Thanks for the advice!
I have used a quite simplified model (the model block is as below), where I only remained ar/br and the flat priors of them were also shrunk.
model{
vector[N] sigma1;
vector[N] xi1;
vector[N] sigma2;
vector[N] xi2;
vector[N] rho12;
vector[N] alpha1;
vector[N] alpha2;
rho12parameter ~ uniform(-1,1);
Bc ~ normal( 0 , 10 );
Bs ~ normal( 0 , 10 );
br_norm ~ normal( 0 , 1 );
bg ~ normal( 0 , 10 );
Ac ~ normal( 0 , 10 );
As ~ normal( 0 , 10 );
ar_norm ~ normal( 0 , 1);
ag ~ normal( 0 , 100 );
Bc2 ~ normal( 0 , 10 );
Bs2 ~ normal( 0 , 10 );
bg2 ~ normal( 0 , 10 );
Ac2 ~ normal( 0 , 10 );
As2 ~ normal( 0 , 10 );
ag2 ~ uniform( 0 , 300 );//
Bc3 ~ normal( 0 , 10 );
Bs3 ~ normal( 0 , 10 );
bg3 ~ normal( 0 , 10 );
Ac3 ~ normal( 0 , 10 );
As3 ~ normal( 0 , 10 );
ag3 ~ uniform( 0 , 300 );//
xi1 = ag + ar[Rj] + As * Is + Ac * Ic + (bg + br[Rj] +Bs * Is + Bc * Ic).* mid_year_corrected ;
xi2 = ag2 + As2 * Is + Ac2 * Ic + (bg2 +Bs2 * Is + Bc2 * Ic).* mid_year_corrected ;
sigma1 = ag3 + As3 * Is + Ac3 * Ic + (bg3 +Bs3 * Is + Bc3 * Ic).* mid_year_corrected ;
sigma2 = sigma2parameter * mid_year_corrected ;
for ( i in 1:N ) {
rho12[i] = rho12parameter;
}
for ( i in 1:N ) {
alpha1[i] = alpha1parameter;
}
for ( i in 1:N ) {
alpha2[i] = alpha2parameter;
}
BMIheight~ two_d_st(xi1,xi2,sigma1,sigma2,rho12,alpha1,alpha2);
}
This model works well in my eyes, and I did some workflows for it in R:
> check_treedepth(stanfit)
0 of 1500 iterations saturated the maximum tree depth of 15.
> check_energy(stanfit)
E-BFMI indicated no pathological behavior.
> check_divergences(stanfit)
0 of 1500 iterations ended with a divergence.
I feel that solving the divergence is the root key of speeding things up, and it may be more significantly effective than any other speeding up strategies.
I am afraid that I may have to use the initial model, so now back to the bloody original model…
Regarding to hitting super deep trees, there are also kind person also saying in a similar way:
Sorry I do not know well what the correlations in posterior really means.
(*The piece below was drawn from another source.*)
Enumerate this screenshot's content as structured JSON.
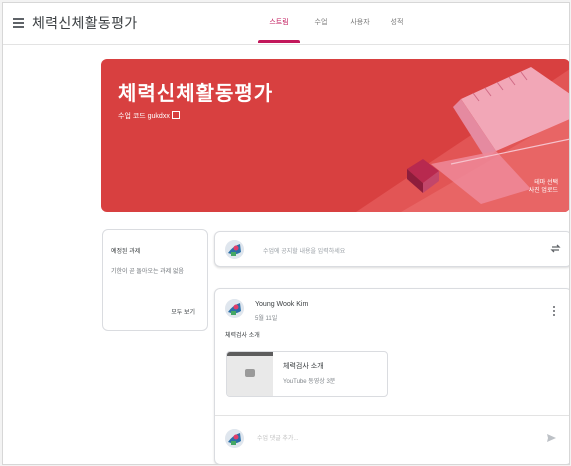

Since all parameters in posterior generally will be correlated (they basically cannot be independent in probability), I think the correlation of these parameter samples is not surprising. Or does it mean that, from the algorithm point of view, in the stage of exploring/sampling some parameters cannot explore ‘freely’ or ‘appropriately’ because of the ‘constraint’ from the correlation with other parameters? Hence, what is the main reason causing the correlation?
The stan user guide used the Neal’s Funnel example: Stan User’s Guide, in which the stan model is
parameters {
real y;
vector[9] x;
}
model {
y ~ normal(0, 3);
x ~ normal(0, exp(y/2));
}
In this case the posterior=prior*likelihood=prior (as no likelihood defined), and we can see x and y in this case are highly correlated, and our stepsize cannot satisfy both high-density region and low-density region simultaneously well, so the model may not converge. Is it also the main similar reason for my model? However, I have tried to avoid using correlated expression between each parameter’ priors, though I cannot do anything for the likelihood part.
For the badly-fitted initial model, the pairs of some parameters and the four chains for ad_ar are:
Quite strange results. Many MCMC samples are even piling up on the edge of priors unif(0,300) (The green chain in traceplot is not constant, but moving in a very small size). Any good suggestion here? Thanks a lot.
Besides, putting tighten on some priors can improve the divergence, but cannot speed up sampling significantly because the sampler is still hitting the maximum tree depth very often. However, the treaceplot (see below) looks better (one strange chain is constant, but at least quite better than the figure above), and perhaps I need adjust priors further. Thank you for your previous help.